One of the recurring themes of the book is the importance of education. In telling my friends about it, I tried to remember a mind-boggling statistic from a 1995 survey it had cited. The number of words that children hear correlates to their families' socioeconomic status. By the age of 4, the average child of working professionals will have heard ... how many more words than the average child who is on welfare? I couldn't recall. Thirty thousand? Three hundred thousand?
I looked back at the book and gasped: 30 million. Thirty million words.
WuDunn and Kristof suggest, then, that one of the most impactful investments any of us can make is in early childhood education before children fall behind the eight ball and subsequent problems become intractable. For $20, they report, Reach Out and Read "can take on a new child and introduce him or her to the joys of reading."

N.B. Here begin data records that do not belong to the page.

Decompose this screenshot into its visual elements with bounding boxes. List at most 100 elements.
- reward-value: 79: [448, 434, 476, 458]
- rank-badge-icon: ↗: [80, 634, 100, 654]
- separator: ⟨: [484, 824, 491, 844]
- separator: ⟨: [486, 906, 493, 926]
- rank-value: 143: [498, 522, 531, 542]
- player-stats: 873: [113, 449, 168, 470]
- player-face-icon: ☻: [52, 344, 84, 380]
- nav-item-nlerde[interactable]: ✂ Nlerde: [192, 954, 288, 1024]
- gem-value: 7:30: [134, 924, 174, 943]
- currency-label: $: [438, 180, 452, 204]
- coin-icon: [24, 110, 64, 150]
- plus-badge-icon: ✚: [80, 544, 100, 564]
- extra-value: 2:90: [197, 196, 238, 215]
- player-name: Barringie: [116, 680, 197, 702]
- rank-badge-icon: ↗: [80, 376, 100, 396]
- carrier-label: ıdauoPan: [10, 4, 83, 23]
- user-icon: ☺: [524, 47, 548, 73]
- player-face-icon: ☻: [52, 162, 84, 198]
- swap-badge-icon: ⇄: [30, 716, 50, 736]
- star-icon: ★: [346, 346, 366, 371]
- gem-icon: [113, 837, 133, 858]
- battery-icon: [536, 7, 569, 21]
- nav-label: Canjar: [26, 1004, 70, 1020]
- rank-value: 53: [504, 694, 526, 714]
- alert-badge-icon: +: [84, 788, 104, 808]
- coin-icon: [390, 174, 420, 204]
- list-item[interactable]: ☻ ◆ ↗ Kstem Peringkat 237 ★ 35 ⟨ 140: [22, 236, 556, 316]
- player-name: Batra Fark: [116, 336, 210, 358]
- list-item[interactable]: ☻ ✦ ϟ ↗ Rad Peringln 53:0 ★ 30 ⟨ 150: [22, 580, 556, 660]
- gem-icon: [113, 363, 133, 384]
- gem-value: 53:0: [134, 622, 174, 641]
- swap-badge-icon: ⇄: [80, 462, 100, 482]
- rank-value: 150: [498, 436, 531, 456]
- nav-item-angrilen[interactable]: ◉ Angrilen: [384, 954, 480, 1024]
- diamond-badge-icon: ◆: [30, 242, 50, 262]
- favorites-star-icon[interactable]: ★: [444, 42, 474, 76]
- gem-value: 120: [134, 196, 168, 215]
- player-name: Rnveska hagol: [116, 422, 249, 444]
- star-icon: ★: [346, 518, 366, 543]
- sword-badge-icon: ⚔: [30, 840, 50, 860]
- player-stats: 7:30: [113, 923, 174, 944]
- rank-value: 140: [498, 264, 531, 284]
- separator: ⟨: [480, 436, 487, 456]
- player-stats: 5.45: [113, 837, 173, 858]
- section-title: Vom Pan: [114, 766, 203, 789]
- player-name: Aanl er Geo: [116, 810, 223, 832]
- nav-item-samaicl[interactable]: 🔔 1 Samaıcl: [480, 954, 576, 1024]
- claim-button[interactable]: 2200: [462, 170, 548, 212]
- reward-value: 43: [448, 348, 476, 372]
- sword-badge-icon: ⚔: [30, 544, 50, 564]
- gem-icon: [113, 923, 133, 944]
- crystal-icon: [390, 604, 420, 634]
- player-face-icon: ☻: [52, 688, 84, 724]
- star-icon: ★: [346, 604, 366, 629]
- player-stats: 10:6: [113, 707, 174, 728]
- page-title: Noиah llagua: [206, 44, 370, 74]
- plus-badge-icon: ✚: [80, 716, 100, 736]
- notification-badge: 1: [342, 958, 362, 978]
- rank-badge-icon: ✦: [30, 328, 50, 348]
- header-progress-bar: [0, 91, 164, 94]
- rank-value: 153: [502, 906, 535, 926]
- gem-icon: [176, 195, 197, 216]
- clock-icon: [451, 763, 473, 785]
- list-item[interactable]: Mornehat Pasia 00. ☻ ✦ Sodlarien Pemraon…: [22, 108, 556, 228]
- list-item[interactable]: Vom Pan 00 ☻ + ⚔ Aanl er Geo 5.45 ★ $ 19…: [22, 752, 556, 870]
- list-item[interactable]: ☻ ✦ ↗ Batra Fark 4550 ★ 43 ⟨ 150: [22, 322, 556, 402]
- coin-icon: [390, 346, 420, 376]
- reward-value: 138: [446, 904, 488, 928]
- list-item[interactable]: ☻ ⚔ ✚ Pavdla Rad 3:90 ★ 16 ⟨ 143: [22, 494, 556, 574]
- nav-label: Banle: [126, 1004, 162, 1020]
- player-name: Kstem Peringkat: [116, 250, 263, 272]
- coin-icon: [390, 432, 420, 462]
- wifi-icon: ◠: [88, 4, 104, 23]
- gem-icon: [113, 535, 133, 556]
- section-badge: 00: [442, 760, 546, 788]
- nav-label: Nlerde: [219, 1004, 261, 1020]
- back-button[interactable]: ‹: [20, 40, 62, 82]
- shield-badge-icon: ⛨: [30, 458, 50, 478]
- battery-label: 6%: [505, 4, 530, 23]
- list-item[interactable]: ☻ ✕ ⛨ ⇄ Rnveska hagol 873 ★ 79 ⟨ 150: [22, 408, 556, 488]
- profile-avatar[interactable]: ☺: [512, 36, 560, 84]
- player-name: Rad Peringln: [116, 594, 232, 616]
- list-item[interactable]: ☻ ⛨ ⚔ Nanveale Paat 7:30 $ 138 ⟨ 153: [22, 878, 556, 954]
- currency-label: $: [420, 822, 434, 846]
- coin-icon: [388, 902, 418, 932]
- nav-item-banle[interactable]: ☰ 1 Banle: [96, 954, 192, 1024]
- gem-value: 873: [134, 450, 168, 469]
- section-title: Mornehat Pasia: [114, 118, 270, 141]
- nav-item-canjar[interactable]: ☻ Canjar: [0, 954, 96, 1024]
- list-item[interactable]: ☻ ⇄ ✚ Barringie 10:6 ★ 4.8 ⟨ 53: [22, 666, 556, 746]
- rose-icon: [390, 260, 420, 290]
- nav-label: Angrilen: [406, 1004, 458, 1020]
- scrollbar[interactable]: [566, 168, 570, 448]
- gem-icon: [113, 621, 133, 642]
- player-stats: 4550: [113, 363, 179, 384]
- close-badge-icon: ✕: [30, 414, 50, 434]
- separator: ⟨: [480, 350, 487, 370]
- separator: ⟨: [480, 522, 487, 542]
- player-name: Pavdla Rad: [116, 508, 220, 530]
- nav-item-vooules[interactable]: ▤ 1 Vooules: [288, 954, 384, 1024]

It is well worth reading this book for its inspiring (and sometimes devastating) stories, shrewd advice on making efficient donations, and practical list of organizations to which one can contribute. I would like to highlight one Catholic organization on its list: Catholic Relief Services.
CRS is celebrating the 40th anniversary of its famous Rice Bowl program, small cardboard boxes many of us have seen given away in our parishes. The idea is to save up our change during Lent, as well as more significant amounts of money that come our way, and to bring it to a local parish during Holy Week. Seventy-five percent of the proceeds go to CRS's efforts overseas; 25 percent is used to help the poor in one's local diocese.
Rice Bowl's website is handsomely done. Its weekly Lenten guide includes text and video stories of people who have benefited from charitable giving to CRS: a soy bean farmer and grandmother named Gertruda in Tanzania, a 5-year-old Syrian refugee in Lebanon named Tanious, the struggling Ramirez family in rural Nicaragua.
It also offers a number of meatless recipes from around the world. The website suggests putting the $3 you save by not buying meat into your Rice Bowl for eventual donation.
Of course, you can also give directly online.
Helping such an organization provide vulnerable communities with clean drinking water, health exams and treatment for children, and seeds and training for farmers could be one way for us to help overcome global indifference during Lent this year.